Olhando-a por debaixo dos cílios o ruivo coloca a última louça suja dentro da máquina, concordando por fim, com um aceno de cabeça.
—Não sei porque você me fez limpar tudo. – se fingindo de inocente, passa os braços pela cintura da namorada.
—Não sabe? – arqueia as sobrancelhas o olhando. —Por sua culpa o nosso jantar virou carvão. – cruza os braços se fazendo de irritada.
—Ah vai me dizer que não valeu a pena? Por que eu bem sei que você adorou transar contra a parede do banheiro. – deixando um chupão longo no pescoço da namorada, Edward a aperta contra seu corpo, começando a se animar novamente.
—Você não presta! – empurrando-o a Swan ri, caminhando para a sala.
—E você adora isso. – fala vendo-a sentar no estofado claro do sofá quadrado. Por segundos os dois se encaram.
—Amo. – o tom da morena sai irônico, arrancando risos do ruivo.
—Zangadinha, você tenta disfarçar mais eu sei o quão selvagem você é... Não adianta fingir, ou tentar esconder. –
—Cala a boca Edward! – manda bufando. Ainda fica admirada com o poder que ele tem para tirá-la do sério.
—Sei que você adora uma pegada forte, ainda mais quando é pressionada contra a parede, e porra você fica extremamente sexy fazendo um boquete... –
—Edward, eu vou arrancar sua língua! – ameaça o fuzilando com o olhar.
—Se for com uma chupada bem gostosa e lenta eu... –
—Edward! – ralha o calando.
—Ok, sem chupada. – ouve a namorada bufar alto. — Mas que tal se você me calar? Lembra das “maneiras para calar”? – ele provoca deitando a cabeça nas pernas da fisioterapeuta.

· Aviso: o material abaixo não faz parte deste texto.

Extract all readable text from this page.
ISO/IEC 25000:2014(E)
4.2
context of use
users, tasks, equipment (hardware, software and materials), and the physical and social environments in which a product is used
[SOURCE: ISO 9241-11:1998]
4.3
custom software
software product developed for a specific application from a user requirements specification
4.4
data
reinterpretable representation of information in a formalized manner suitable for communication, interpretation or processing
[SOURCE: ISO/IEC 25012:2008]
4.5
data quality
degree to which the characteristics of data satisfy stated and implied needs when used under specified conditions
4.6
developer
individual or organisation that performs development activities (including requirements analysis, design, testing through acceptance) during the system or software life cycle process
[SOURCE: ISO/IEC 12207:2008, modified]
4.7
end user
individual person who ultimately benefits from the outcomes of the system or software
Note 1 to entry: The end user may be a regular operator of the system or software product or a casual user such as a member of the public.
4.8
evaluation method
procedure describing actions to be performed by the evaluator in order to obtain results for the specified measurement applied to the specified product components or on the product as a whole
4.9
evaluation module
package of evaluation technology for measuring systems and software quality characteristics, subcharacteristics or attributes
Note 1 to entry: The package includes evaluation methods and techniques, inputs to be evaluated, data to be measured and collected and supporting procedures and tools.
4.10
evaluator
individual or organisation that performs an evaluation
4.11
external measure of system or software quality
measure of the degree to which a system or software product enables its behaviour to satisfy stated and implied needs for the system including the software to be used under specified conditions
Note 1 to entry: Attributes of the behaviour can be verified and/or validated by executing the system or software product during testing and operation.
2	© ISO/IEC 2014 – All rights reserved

—Lembro... Que tal usarmos aquela em que eu te lanço pela janela? –
—Ainda com isso de me lançar pela janela amor? Eu sei que depois que fizer isso, você se lança atrás. –
A risada da Swan sai alta, porém sua fala é interrompida pelo apito do celular sobre a mesinha de centro.
—Tem um carregador para me emprestar? – indaga pegando o aparelho. —Meu celular está acabando a bateria. – informa fazendo uma careta.
—Tenho sim amor, está... –
O toque do interfone o cala, e num impulso ele se levanta, sentindo a vista ficar turva por breves segundos.
Chacoalha a cabeça respirando fundo.
—Deve ser a pizza, eu vou atender o interfone... Você pega o carregador lá em cima? –
—Pego sim, onde está? – deixando um rápido beijo na bochecha do Cullen, ela afirma.
—Tem um no meu escritório, na mesa... – parecendo meio desorientado ele informa. —Terceira gaveta. –
—Ok. – retirando a franja dos olhos, o olha fixamente. —Você está bem amor? –
—Estou sim amor. – garante exibindo um sorriso torto a ela.
Trocando um rápido selinho, o casal se afasta.
Cantarolando uma música qualquer a jovem adentra no escritório, batendo as palmas para a luz iluminar o cômodo.
Sorrindo não deixa de relembrar a primeira vez que estivera ali.
Caminha até a mesa em L, lembrando com clareza dos versos de Shakespeare, ditos romanticamente por Edward.
Ainda estavam apenas ficando sem compromisso, mas já sentia um forte sentimento pelo Cullen.
—Ai, ai! – solta apaixonada, esbarrado sem querer num dos cadernos sobre a mesa. Caindo no chão, ele se abre soltando algumas folhas no carpete. —Merda! – pragueja as recolhendo com cuidado.
Porém uma dela chama sua atenção. Observa atenta a caligrafia bela de Edward na folha.
—Desafios... – lê a palavra no alto, escrita em vermelho sentindo a curiosidade inflamar em seu interior.
Fechando o caderno, o devolve na mesa se concentrando na folha.
Como em uma lista enumerados de um a dez, os itens estavam devidamente escritos, alguns tendo um risco percorrendo as palavras.
Atenta lê um a um, até chegar ao fim da folha onde no rodapé, a frase a deixa congelada.
“Cumprir todos meus desafios. Antes de cumprir os planos de Deus.”